A device connected wirelessly is still going to consume network resources (how much depends on how chatty that device is) certain protocols are much noisier than others. And there is still a limit to the amount of bandwidth each wireless channel is able to provide in that channel’s spectrum.
One last item I will mention is huge single subnet networks are very susceptible to network congestion and bottlenecks as a single super chatty device will impact all other devices on that subnet if it goes into some kind of obscene polling state flooding your entire network with requests. Then to isolate you are stuck trying to figure out which one of the “500” devices is causing your issue. That is a real troubleshooting headache.
One last thought/comment is this.
A good DHCP solution whatever you decide that to be can handle doing a whole lot more than just handing out and managing/reserving IP addresses. google DHCP options two that I find very useful is option 42 and option 121 those 2 alone make life so much easier when adding and removing devices from my network.

Do normal clients e.g. OSX, Windows utilise option 42 (NTP)? How about IOTs such as Google Nest, Echo, Tasmota, etc? I didn’t know of this DHCP option and have always set the NTP manually on the clients.

as I recall Windows does in non Active Directory configurations. When domain joined obviously you sync to a DC there so that your Kerberos tickets are valid. In fact on many MSFT docs sites it states it is the preferred method if it is not a domain joined Server or Workstation.
quick google linked this

Of course if you are running your own NTP server and it syncs to a stratus 1 or 2 level time server your PDC is syncing to your NTP server and you advertise your NTP server with DHCP the likelihood of having the bounce that article implies is slim to none.
Most any Linux flavor does as for IOT devices I guess that all depends on how its kernel was compiled. As for OSX it used to be but could not tell you if it still is these days It’s mainly used it for VOIP phones a lot and also for some network devices like APC battery back up network cards and of course any device that is DHCP options aware can still accept its offers. There are some folks that fear DHCP and talk about some of the security weaknesses all over the internet but if something has gotten so deep into your network it has taken over DHCP acks you got much bigger issues then a spoofed time server honestly.

Well the reason I didn’t elaborate, was to keep a complex topic as simple as possible (and possibly failed? :slight_smile: ). Without diving into the history & the issues behind why I started doing this (but it was NOT in a home network, and was a long long while ago), as I state its something you would never see in a Domestic network (or probably any other network) these days.

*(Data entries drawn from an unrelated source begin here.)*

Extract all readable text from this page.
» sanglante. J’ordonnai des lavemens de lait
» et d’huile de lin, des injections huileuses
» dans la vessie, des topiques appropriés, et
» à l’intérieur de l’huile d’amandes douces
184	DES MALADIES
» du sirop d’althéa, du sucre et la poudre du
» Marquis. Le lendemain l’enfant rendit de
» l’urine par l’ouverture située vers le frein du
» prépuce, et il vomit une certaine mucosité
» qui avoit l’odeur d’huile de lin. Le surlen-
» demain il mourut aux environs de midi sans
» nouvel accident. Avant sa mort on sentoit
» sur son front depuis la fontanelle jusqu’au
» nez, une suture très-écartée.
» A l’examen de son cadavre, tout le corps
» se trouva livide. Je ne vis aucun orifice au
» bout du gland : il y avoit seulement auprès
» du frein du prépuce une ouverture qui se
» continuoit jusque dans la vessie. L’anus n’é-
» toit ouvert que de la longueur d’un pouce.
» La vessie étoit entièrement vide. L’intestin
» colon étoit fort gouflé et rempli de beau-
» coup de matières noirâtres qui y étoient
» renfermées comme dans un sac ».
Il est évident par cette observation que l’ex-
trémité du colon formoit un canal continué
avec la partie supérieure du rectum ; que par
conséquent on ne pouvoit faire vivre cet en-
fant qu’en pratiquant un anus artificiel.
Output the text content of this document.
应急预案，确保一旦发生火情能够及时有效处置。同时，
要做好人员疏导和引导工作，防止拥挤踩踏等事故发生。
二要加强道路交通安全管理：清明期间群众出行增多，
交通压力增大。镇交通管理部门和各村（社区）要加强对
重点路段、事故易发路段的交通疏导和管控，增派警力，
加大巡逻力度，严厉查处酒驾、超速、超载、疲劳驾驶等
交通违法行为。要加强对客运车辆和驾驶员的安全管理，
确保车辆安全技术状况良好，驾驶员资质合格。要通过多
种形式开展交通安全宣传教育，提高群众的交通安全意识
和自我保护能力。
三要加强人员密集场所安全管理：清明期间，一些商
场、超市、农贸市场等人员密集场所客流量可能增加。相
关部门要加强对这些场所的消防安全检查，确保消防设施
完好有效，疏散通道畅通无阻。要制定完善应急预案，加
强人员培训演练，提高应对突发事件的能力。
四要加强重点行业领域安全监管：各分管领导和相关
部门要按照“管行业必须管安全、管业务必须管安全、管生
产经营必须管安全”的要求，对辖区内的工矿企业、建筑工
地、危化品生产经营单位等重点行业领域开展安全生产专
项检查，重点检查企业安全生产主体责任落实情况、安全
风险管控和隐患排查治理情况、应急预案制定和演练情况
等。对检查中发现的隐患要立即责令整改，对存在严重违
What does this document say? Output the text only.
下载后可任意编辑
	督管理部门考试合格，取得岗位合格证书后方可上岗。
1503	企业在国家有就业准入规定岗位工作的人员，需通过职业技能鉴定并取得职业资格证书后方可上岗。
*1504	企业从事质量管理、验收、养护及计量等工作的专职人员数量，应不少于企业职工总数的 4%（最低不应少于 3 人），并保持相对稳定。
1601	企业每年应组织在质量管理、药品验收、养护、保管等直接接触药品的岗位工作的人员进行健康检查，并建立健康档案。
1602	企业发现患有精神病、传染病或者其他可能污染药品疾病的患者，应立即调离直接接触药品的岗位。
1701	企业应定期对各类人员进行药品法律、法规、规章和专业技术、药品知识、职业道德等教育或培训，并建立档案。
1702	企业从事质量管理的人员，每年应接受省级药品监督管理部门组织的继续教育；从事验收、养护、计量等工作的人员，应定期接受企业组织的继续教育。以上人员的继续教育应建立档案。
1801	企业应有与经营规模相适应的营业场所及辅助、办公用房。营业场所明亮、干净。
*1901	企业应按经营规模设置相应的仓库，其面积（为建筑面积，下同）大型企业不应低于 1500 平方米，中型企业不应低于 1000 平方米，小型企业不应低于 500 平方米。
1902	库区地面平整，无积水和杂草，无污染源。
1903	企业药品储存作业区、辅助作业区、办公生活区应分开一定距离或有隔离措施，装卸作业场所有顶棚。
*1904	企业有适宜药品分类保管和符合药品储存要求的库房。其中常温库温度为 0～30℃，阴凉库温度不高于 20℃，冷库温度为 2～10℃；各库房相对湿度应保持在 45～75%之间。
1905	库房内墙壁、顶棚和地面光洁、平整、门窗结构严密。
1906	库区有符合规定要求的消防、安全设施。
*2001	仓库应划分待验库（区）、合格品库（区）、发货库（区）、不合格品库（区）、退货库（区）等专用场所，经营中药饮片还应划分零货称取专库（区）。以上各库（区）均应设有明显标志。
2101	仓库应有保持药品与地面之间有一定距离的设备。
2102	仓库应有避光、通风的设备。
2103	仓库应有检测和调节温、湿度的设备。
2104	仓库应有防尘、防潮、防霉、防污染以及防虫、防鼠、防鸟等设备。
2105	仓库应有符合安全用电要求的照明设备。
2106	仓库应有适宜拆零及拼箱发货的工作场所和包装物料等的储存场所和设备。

But the reason I keep doing this practice, years down the track, is along the lines of what @justaoldman suggests. Why did I suggest it for each DHCP pool within a massive class-B range, or increment of the 3rd octet for the fixed addresses at 240? Because if the OP ever decides to split the network back into Class-C groups in future (if they find having 500+ devices in one broadcast domain is not that reliable or not easy to manage), they handily have 14 addresses reserved in each range for special devices/purposes.

Not a problem the OP has to worry about at present, but I try to think ahead a bit (and sometimes it pays off, sometimes it’s rework) !! I hope that satisfies your curiosity @JimT :slight_smile:


Thanks for the explanation! Come to think of it I usually reserve the lower addresses, so only dish out .50 - .254, but wouldn’t hurt just to give out to 250 or even 240. I keep the lower ones .10-49 to static ips.